China: A Journey Deep into China

I have to start with admitting I quite often have a hard time to relate to Chinese literature. Soul Mountain by Nobel prize winner Gao Xingjian has a more Western vibe to it, and I found it more relatable than most other Chinese books I’ve read. In a way it’s easy to describe Soul Mountain, but to fully get the book, you will have to read it.

A middle aged man finds out his time is nearly up, because he is dying of lung cancer. Soon afterwards he was diagnosed cancer free. This happened to the author, Gao, in real life. The protagonist decides to take a trip to the heart of China. He moves from place to place, and in a quest to find himself, he also discovers his beautiful and diverse country. My mind was filled with beautiful and picturesque images of the Chinese countryside while reading the book.

There are many Western elements, which is probably why I found it more relatable than most Chinese books I’ve read. Who has not come upon a book about a protagonist setting out to find him/herself going somewhere far away to rediscover whatever it is that needs to be rediscovered. In the case of Soul Mountain the two reoccurring themes are childhood and death.

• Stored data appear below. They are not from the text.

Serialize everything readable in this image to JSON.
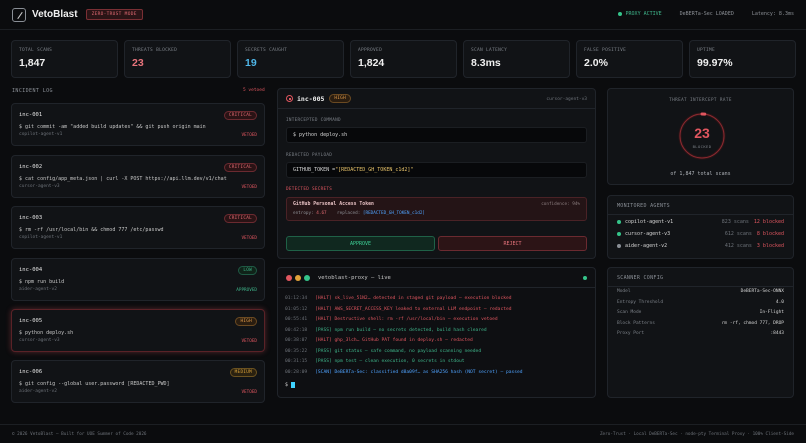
{
  "header": {
    "brand": "VetoBlast",
    "mode_badge": "ZERO-TRUST MODE",
    "proxy_status": "PROXY ACTIVE",
    "model_status": "DeBERTa-Sec LOADED",
    "latency": "Latency: 8.3ms"
  },
  "stats": [
    {
      "label": "TOTAL SCANS",
      "value": "1,847",
      "color": "#f0f0f0"
    },
    {
      "label": "THREATS BLOCKED",
      "value": "23",
      "color": "#e8747c"
    },
    {
      "label": "SECRETS CAUGHT",
      "value": "19",
      "color": "#4fb6e8"
    },
    {
      "label": "APPROVED",
      "value": "1,824",
      "color": "#f0f0f0"
    },
    {
      "label": "SCAN LATENCY",
      "value": "8.3ms",
      "color": "#f0f0f0"
    },
    {
      "label": "FALSE POSITIVE",
      "value": "2.0%",
      "color": "#f0f0f0"
    },
    {
      "label": "UPTIME",
      "value": "99.97%",
      "color": "#f0f0f0"
    }
  ],
  "incident_log": {
    "title": "INCIDENT LOG",
    "vetoed_count": "5 vetoed",
    "items": [
      {
        "id": "inc-001",
        "cmd": "$ git commit -am \"added build updates\" && git push origin main",
        "agent": "copilot-agent-v1",
        "severity": "CRITICAL",
        "status": "VETOED"
      },
      {
        "id": "inc-002",
        "cmd": "$ cat config/app_meta.json | curl -X POST https://api.llm.dev/v1/chat",
        "agent": "cursor-agent-v3",
        "severity": "CRITICAL",
        "status": "VETOED"
      },
      {
        "id": "inc-003",
        "cmd": "$ rm -rf /usr/local/bin && chmod 777 /etc/passwd",
        "agent": "copilot-agent-v1",
        "severity": "CRITICAL",
        "status": "VETOED"
      },
      {
        "id": "inc-004",
        "cmd": "$ npm run build",
        "agent": "aider-agent-v2",
        "severity": "LOW",
        "status": "APPROVED"
      },
      {
        "id": "inc-005",
        "cmd": "$ python deploy.sh",
        "agent": "cursor-agent-v3",
        "severity": "HIGH",
        "status": "VETOED"
      },
      {
        "id": "inc-006",
        "cmd": "$ git config --global user.password [REDACTED_PWD]",
        "agent": "aider-agent-v2",
        "severity": "MEDIUM",
        "status": "VETOED"
      }
    ]
  },
  "detail": {
    "id": "inc-005",
    "severity": "HIGH",
    "agent": "cursor-agent-v3",
    "intercepted_label": "INTERCEPTED COMMAND",
    "intercepted_cmd": "$ python deploy.sh",
    "payload_label": "REDACTED PAYLOAD",
    "payload_key": "GITHUB_TOKEN = ",
    "payload_value": "\"[REDACTED_GH_TOKEN_c1d2]\"",
    "secrets_label": "DETECTED SECRETS",
    "secret_name": "GitHub Personal Access Token",
    "confidence": "confidence: 94%",
    "entropy_label": "entropy:",
    "entropy_value": "4.67",
    "replaced_label": "replaced:",
    "replaced_value": "[REDACTED_GH_TOKEN_c1d2]",
    "approve_label": "APPROVE",
    "reject_label": "REJECT"
  },
  "terminal": {
    "title": "vetoblast-proxy — live",
    "lines": [
      {
        "ts": "01:12:34",
        "text": "[HALT] sk_live_51N2… detected in staged git payload — execution blocked",
        "kind": "halt"
      },
      {
        "ts": "01:05:12",
        "text": "[HALT] AWS_SECRET_ACCESS_KEY leaked to external LLM endpoint — redacted",
        "kind": "halt"
      },
      {
        "ts": "00:55:41",
        "text": "[HALT] Destructive shell: rm -rf /usr/local/bin — execution vetoed",
        "kind": "halt"
      },
      {
        "ts": "00:42:18",
        "text": "[PASS] npm run build — no secrets detected, build hash cleared",
        "kind": "pass"
      },
      {
        "ts": "00:38:07",
        "text": "[HALT] ghp_3lch… GitHub PAT found in deploy.sh — redacted",
        "kind": "halt"
      },
      {
        "ts": "00:35:22",
        "text": "[PASS] git status — safe command, no payload scanning needed",
        "kind": "pass"
      },
      {
        "ts": "00:31:15",
        "text": "[PASS] npm test — clean execution, 0 secrets in stdout",
        "kind": "pass"
      },
      {
        "ts": "00:28:09",
        "text": "[SCAN] DeBERTa-Sec: classified d8a09f… as SHA256 hash (NOT secret) — passed",
        "kind": "scan"
      }
    ],
    "prompt": "$"
  },
  "threat_rate": {
    "title": "THREAT INTERCEPT RATE",
    "value": "23",
    "sub": "BLOCKED",
    "footer": "of 1,847 total scans",
    "fraction": 0.0125
  },
  "agents": {
    "title": "MONITORED AGENTS",
    "items": [
      {
        "name": "copilot-agent-v1",
        "scans": "823 scans",
        "blocked": "12 blocked",
        "color": "#35c48a"
      },
      {
        "name": "cursor-agent-v3",
        "scans": "612 scans",
        "blocked": "8 blocked",
        "color": "#35c48a"
      },
      {
        "name": "aider-agent-v2",
        "scans": "412 scans",
        "blocked": "3 blocked",
        "color": "#8a8f96"
      }
    ]
  },
  "config": {
    "title": "SCANNER CONFIG",
    "rows": [
      {
        "k": "Model",
        "v": "DeBERTa-Sec-ONNX"
      },
      {
        "k": "Entropy Threshold",
        "v": "4.0"
      },
      {
        "k": "Scan Mode",
        "v": "In-Flight"
      },
      {
        "k": "Block Patterns",
        "v": "rm -rf, chmod 777, DROP"
      },
      {
        "k": "Proxy Port",
        "v": ":8443"
      }
    ]
  },
  "footer": {
    "left": "© 2026 VetoBlast — Built for UOE Summer of Code 2026",
    "right": "Zero-Trust · Local DeBERTa-Sec · node-pty Terminal Proxy · 100% Client-Side"
  }
}
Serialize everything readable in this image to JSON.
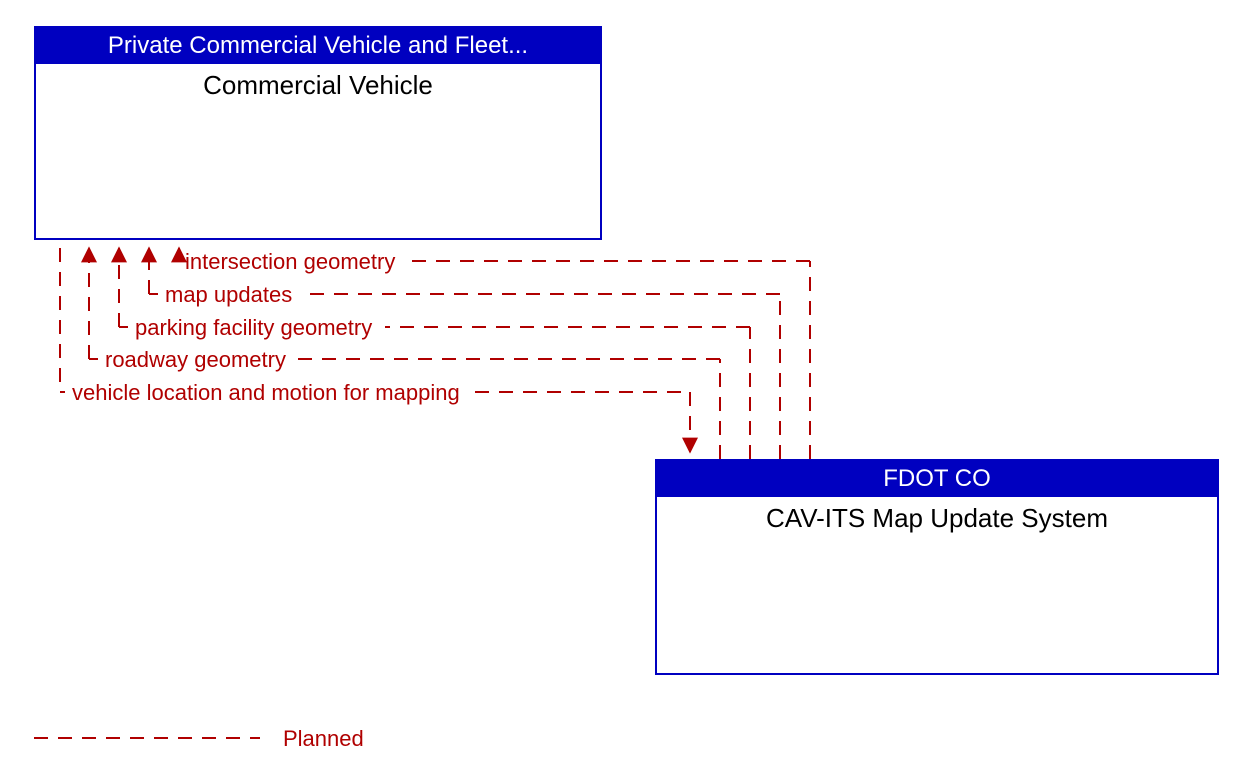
{
  "boxes": {
    "top": {
      "header": "Private Commercial Vehicle and Fleet...",
      "title": "Commercial Vehicle"
    },
    "bottom": {
      "header": "FDOT CO",
      "title": "CAV-ITS Map Update System"
    }
  },
  "flows": {
    "f1": "intersection geometry",
    "f2": "map updates",
    "f3": "parking facility geometry",
    "f4": "roadway geometry",
    "f5": "vehicle location and motion for mapping"
  },
  "legend": {
    "planned": "Planned"
  },
  "colors": {
    "planned_line": "#b00000",
    "box_border": "#0000c0"
  }
}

A journey to your inner self while discovering the beautiful country is something that many of us would most likely benefit from. It would be quite the adventure to go through an adventure like this. I wouldn’t mind experience it myself. However, at times it felt like the story in this book was not moving forward. The lack of an actual plot didn’t help.

Gao seems to have lead quite the life, and he has definitely taken several elements from it as the basis for this book. The not really having a plot part might be a bit annoying, but then again, is there a real plot to life? My attention was not focused on the book at all times, because sometimes the book took a few strange turns, and some chapters were out of context. The chapters are short, so it did not bother me as much as it sometimes does while reading a book like this.

Even though I had a few issues with the book, I was surprised that in the end it turned out to be a fast and easy read, not a 500 pages long mountain to climb, which was the illusion I had in my head before I left for this lit journey. There is something hauntingly beautiful about Soul Mountain, and so is the cover of the book. Well, history, biography, myths & legends, philosophy… What’s not to like?